Everyone came to see the baby, and I held him and smiled for the cameras, but I wasn’t feeling it. I felt disappointed and disconnected from this little person. I was glad when everyone left so I could have a good cry. I planned for a girl and I wanted a girl. I didn’t know how to be a mom to a boy.
The next morning was the first time the baby and I had any extended time alone together. After I nursed him I promptly put him back in his bed and rang for the nurse, just like I’d done after the previous feedings. This time they told me he had to stay so we could bond. I was not interested in bonding with this little person that was the source of all my disappointment. I just wanted to cry some more.
After a couple of hours, I looked at him. I really looked hard at him for the first time since he’d been born. I saw the satiny little white peach fuzz on his head and the perfect little bow shape of his pink mouth. Then he looked at me with those big beautiful blue eyes.

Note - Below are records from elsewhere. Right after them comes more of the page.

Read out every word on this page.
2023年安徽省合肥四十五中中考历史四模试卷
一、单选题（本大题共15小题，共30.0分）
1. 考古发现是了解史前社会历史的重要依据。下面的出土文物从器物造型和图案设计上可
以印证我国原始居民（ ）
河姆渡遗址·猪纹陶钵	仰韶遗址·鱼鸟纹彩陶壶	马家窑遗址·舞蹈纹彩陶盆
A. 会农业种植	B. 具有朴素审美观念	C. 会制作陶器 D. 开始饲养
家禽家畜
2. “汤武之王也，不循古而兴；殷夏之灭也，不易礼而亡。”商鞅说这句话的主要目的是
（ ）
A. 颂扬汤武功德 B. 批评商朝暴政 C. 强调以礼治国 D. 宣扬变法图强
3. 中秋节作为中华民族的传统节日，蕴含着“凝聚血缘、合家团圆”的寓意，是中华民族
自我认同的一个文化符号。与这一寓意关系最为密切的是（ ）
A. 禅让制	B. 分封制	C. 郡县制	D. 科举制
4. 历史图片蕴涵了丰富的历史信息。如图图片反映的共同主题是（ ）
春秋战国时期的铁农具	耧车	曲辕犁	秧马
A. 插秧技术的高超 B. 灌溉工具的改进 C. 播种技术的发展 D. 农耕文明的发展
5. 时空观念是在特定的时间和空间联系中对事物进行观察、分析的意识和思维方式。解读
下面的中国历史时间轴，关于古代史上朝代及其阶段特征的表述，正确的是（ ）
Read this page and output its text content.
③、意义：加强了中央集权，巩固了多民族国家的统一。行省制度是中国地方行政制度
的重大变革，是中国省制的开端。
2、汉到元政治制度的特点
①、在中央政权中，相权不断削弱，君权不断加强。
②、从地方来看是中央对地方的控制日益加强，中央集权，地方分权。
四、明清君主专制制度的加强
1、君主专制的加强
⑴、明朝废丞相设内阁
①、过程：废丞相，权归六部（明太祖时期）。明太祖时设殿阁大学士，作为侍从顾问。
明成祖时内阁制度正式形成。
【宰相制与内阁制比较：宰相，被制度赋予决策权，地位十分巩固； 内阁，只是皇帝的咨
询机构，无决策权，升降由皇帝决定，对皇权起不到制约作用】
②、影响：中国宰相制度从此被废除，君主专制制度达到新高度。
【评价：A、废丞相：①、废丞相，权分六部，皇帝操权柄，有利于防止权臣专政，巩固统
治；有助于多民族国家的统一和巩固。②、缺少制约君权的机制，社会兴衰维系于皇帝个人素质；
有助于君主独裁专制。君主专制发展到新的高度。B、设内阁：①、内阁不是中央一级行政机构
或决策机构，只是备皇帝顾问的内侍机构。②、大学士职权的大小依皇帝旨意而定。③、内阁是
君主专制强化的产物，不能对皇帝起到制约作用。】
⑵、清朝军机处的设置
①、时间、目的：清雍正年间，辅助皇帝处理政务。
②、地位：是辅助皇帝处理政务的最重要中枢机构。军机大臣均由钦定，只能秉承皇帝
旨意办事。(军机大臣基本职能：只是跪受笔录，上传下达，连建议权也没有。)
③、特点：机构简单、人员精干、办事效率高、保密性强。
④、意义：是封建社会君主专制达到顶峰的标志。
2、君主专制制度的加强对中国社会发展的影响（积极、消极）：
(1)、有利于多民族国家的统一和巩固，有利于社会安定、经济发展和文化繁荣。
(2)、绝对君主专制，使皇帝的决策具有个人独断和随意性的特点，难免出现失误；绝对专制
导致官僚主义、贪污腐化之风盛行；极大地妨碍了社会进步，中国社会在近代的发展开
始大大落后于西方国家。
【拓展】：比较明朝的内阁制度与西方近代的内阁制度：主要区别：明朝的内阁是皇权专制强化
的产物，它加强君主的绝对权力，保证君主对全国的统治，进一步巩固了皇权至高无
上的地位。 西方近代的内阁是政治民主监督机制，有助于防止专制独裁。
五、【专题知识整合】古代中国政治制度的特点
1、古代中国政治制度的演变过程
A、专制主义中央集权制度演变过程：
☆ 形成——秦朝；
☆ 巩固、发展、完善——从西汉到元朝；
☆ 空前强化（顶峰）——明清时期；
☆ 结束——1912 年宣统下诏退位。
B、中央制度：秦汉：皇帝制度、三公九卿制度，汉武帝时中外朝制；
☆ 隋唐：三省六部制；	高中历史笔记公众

I busted out crying, picked him up and told him, “I may not know how to be a mommy to a little boy and you may grow up to be a big sissy, but I’ll love you no matter what." We’ve been inseparable ever since.
Although my perfectly planned day went nothing like it was supposed to, I still consider the day Maxwell Joseph was born to be the best day of my life. He’s almost three years old now and the absolute light of my life. And he’s not a sissy!